Islamabad High Court (IHC) on Monday overturned a treason conviction against Pakistan’s former prime minister Imran Khan, who remains in jail on other charges.
The conviction was one of three slapped on Imran Khan in the runup to February elections, which he claims were orchestrated to prevent his return to power.
The decision by a two-member bench at the IHC was announced by Chief Justice Aamer Farooq, an AFP court reporter witnessed.
“This is the first big case which was part of the political victimisation against Imran Khan and Shah Mahmood Qureshi which has been dashed to the ground,” Salman Safdar, a lawyer for Imran Khan’s Pakistan Tehrik-e-Insaf party, told AFP outside of court.

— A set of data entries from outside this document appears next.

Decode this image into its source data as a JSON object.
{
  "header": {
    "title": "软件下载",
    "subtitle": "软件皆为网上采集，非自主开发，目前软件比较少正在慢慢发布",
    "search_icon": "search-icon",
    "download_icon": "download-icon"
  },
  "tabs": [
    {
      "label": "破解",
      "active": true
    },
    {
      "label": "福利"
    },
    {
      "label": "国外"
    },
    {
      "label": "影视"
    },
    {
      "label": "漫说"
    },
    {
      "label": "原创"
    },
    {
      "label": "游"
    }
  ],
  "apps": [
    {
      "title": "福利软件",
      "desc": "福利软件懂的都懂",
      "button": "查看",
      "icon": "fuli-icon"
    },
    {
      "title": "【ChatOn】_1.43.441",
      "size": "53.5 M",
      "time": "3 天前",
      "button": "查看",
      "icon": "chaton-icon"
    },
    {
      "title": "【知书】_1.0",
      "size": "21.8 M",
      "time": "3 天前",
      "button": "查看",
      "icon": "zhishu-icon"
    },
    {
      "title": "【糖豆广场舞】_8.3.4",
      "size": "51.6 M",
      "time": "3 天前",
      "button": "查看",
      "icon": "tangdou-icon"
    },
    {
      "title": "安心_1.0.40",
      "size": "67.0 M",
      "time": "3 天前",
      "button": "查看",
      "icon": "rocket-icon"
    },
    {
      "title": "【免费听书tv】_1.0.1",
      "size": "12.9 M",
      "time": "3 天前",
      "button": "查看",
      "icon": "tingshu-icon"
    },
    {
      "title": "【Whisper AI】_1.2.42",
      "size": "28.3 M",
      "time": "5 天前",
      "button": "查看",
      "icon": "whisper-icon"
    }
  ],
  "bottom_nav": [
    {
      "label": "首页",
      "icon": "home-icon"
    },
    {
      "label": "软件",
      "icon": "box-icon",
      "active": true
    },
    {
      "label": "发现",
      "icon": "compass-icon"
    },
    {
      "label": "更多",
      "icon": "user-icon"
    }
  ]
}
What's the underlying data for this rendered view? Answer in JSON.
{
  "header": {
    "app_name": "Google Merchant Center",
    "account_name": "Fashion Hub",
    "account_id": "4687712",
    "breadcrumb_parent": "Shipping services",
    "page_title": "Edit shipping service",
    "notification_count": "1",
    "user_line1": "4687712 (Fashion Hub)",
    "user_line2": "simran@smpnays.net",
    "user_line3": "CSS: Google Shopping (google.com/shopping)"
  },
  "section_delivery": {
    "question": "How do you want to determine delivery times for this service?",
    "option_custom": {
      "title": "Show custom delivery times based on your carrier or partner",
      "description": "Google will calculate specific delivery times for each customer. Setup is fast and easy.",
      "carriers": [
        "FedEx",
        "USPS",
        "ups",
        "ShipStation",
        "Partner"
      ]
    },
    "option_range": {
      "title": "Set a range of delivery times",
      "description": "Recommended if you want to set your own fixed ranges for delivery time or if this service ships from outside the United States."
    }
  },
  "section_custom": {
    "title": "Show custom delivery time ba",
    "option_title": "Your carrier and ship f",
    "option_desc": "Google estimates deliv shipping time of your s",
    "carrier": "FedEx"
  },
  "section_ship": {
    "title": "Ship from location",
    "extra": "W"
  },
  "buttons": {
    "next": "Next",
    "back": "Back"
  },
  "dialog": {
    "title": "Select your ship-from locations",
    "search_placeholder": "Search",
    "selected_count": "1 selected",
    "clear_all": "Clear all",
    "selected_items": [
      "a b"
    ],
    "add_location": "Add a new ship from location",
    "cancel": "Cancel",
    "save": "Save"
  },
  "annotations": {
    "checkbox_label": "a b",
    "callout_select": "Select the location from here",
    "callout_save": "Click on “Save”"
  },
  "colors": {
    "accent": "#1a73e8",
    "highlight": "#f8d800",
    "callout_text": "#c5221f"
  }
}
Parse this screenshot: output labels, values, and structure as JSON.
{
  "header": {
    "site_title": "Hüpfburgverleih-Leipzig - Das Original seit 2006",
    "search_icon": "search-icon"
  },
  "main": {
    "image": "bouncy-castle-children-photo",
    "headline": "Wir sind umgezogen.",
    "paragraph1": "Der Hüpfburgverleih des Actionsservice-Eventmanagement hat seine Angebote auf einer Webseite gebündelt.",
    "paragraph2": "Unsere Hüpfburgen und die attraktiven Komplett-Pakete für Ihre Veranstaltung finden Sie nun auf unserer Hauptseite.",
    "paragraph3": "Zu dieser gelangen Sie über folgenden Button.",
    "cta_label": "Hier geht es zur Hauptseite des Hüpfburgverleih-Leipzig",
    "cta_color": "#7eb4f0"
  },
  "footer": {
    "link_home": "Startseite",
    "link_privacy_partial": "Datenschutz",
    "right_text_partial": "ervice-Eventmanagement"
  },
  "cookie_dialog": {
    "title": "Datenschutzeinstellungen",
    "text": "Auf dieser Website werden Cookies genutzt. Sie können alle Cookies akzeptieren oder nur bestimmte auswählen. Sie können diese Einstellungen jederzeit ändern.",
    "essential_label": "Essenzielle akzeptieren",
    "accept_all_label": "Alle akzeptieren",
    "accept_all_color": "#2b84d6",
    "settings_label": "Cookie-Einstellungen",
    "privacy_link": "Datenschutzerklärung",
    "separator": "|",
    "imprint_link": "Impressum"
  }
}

Imran was convicted along with Qureshi, his former foreign secretary, of making public a classified cable sent to Islamabad by Pakistan’s ambassador in Washington in 2022.
He had touted the cypher as evidence that the United States had conspired to force him from power in 2022, when a no-confidence vote saw him replaced by the opposition.
The United States and Pakistan’s military have denied the accusation.
Imran Khan remains jailed on a seven-year sentence for breaking Islamic law by marrying his wife Bushra Bibi too soon after her divorce.
He has also been found guilty of graft over gifts he received in his time as premier between 2018 and 2022.
While his 14-year sentence was suspended in April, the conviction still stands.
Imran was ousted by a parliamentary no-confidence vote after falling out with the top generals, and in opposition he waged an unprecedented campaign of defiance against them.